I also think it's both difficult for companies to ascertain what should be reported and there are also limited ServiceNow developmental hours. The first limits the second, because you might have a hunch, but it's probably going to take some iterations to actually nail what you should be looking at. With the current out of the box toolset that ServiceNow has, it's necessary to interact with the data to report on it and it takes a long time. Especially if you're doing it in a highly configured way. So you can't really go through those iterations very quickly. Plus, I think a lot of people just lose steam on that journey because you want something tweaked, but it might take five or 10 hours of a ServiceNow admin that also is way over booked on all other types of work they're supposed to be doing on their ServiceNow implementation.
3. So does a typical ServiceNow developer have built in time for building reporting items or is that not generally something they will have as common daily responsibilities?
It definitely ranges pretty widely, but it helps to think about it first in the sense that there's a huge demand for people who know how to use ServiceNow, not just as an end user, but able to configure ServiceNow. So at a company, let's just make one up; at Company A, for example, that person typically isn't spending 100% of their time building ServiceNow reports, instead they're probably also asked to, go build a new workflow for groups such as the change management team, update a certain workflow, update a specific form, or add a script. Generally all of those are unrelated to reporting but common daily tasks. ServiceNow is just such a big and wide tool, that there's tons of work to be done. And in these organizations, they have a small set of users who really know how to do that type of stuff.

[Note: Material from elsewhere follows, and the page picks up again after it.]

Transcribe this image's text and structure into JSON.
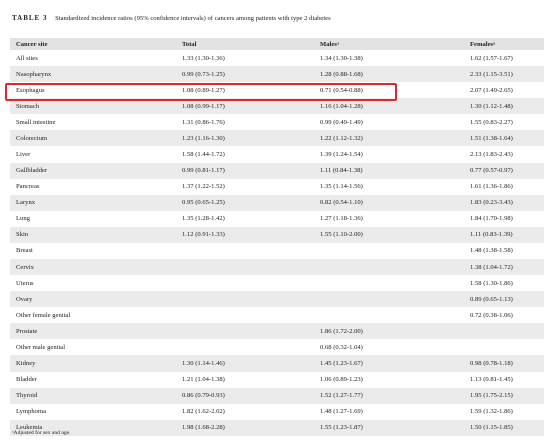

Ultimately VividCharts exists to bridge the gap between the ServiceNow expectations you have and the disappointment you potentially feel after implementation. Don't let the broadness and potential of the platform keep you from being able to really harness the value. Both Robert and Mitch had their own feelings about how VividCharts plays into the role of mitigating the frustration.
Robert - I feel like we have a narrow mission. Our mission is to let more people build reports that have a greater, presentability. In a nutshell, we do some other stuff too but our mission is specific. VividCharts, the platform, is a huge discovery operation, because, for example we might ask "do you use Incident Management?". "What are you trying to maximize with Incident Management?". We could very well be sitting across from somebody who's, as we talked about before, just trying to quote unquote, do reporting, right? Since ServiceNow can be so uncharacteristically rigid, you can't call the ServiceNow status report that really (reporting). It really causes users to realize this whole, complete outcome that I am hoping for just isn't there right out of the box. That's where VividCharts steps in.
Mitch - One thing I'd add on to that, too, is there's a lot of people who are tasked with building reports on a periodic basis, which you know, that might not really know the why or care, but they're just flat out being told to do it, which is fine. It might be upper management needs to see these 10 things every week or month or whatever, they don't really care how you get it to them, they just need it. So if you bring VividCharts into the equation, it presents the opportunity to lighten that workload for the people who have to present that data. You know, maybe they are architecting those metrics, or more or just being tasked with putting them together. So VividCharts lets them be a little bit more proactive about those efforts first, instead of it just becoming a 10 hour a week part of their job.